Sydney is the third most over-valued city: UBS report

By @Shayani92 on
RTR2E0UA
Sydney's iconic Harbour Bridge links the city's central business district (L) to its northern suburbs May 12, 2010. Reuters/Tim Wimborne

According to a new data released by the Swiss-based UBS group, Australia’s largest city has made it to the list of the most overpriced property in the world.

Global Real Estate Bubble Index, which traced the fundamental valuation of housing markets, showed that Sydney has gone up to become the third most overvalued city which could face a potential housing bubble, following London and Hong Kong.

“Only London and Hong Kong are within the “bubble-risk” zone,” the index data showed. However, Sydney has greater chances of facing a high risk of a “large price correction” in days to come.

Apart from London, Hong Kong and Sydney, Vancouver, San Francisco and Amsterdam has made it to the list. Since 1998, property prices in many global cities have skyrocketed in real terms, the report said. “On average, they are higher than before the 2007-08 financial crisis,” it added.

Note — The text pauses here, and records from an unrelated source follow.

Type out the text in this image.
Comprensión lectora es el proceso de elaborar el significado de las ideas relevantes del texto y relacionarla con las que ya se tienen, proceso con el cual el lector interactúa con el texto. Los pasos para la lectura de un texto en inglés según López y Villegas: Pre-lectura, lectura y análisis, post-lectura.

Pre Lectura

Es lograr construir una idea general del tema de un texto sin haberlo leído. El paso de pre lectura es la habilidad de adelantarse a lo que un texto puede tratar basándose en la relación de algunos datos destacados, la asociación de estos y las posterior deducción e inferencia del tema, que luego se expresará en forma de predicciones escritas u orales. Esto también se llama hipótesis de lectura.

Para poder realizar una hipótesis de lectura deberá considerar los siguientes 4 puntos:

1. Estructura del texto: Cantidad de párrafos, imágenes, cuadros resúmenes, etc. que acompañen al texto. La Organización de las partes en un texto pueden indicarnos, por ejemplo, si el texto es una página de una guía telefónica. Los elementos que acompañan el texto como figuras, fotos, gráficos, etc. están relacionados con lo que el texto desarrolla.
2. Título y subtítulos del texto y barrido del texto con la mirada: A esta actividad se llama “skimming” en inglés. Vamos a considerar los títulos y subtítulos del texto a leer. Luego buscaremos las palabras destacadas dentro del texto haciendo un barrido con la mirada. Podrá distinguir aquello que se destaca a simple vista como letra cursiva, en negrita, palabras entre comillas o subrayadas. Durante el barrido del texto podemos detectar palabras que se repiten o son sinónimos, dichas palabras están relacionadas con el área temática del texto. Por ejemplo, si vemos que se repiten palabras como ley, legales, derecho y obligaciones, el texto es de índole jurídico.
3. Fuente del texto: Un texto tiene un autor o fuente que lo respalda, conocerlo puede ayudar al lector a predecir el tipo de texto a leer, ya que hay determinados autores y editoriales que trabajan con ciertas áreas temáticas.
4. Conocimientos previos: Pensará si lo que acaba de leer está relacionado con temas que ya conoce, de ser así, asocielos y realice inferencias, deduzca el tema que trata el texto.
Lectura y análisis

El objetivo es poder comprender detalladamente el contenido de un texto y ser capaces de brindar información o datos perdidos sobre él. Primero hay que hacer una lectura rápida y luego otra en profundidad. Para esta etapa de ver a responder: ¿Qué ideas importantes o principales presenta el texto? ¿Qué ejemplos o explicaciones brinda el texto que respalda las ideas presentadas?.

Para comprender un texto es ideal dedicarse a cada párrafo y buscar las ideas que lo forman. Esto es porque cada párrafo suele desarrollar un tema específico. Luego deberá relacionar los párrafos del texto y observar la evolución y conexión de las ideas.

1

The Index report showed that salary increment and rentals in Sydney have remained flat, whereas house prices have surged almost 30 percent since 2012. According to the Domain group, the company believes that toughening of the regulations and the economic downturn in both Australia and China could prove to be a catalyst in bringing about a moderate price correction. In addition, the prices were influenced by strong Asian demand.

"A mix of optimistic expectations, favourable economic fundamentals and capital inflows from abroad has caused valuations to soar in certain cities in recent years. Loose monetary policy has prevented a normalisation of housing markets and encouraged local bubble risks to grow,” said Claudio Saputelli, Head Global Real Estate in UBS CIO WM.

The report also forecasted that Sydney comes eighth on the list, when the house price ratio is compared to the annual rent of the city, which is the number of annual rents required to purchase a flat of the same size. The company stated that if transformation in the macroeconomic momentum or in the investor’s activity or supply increases majorly then property prices could decline.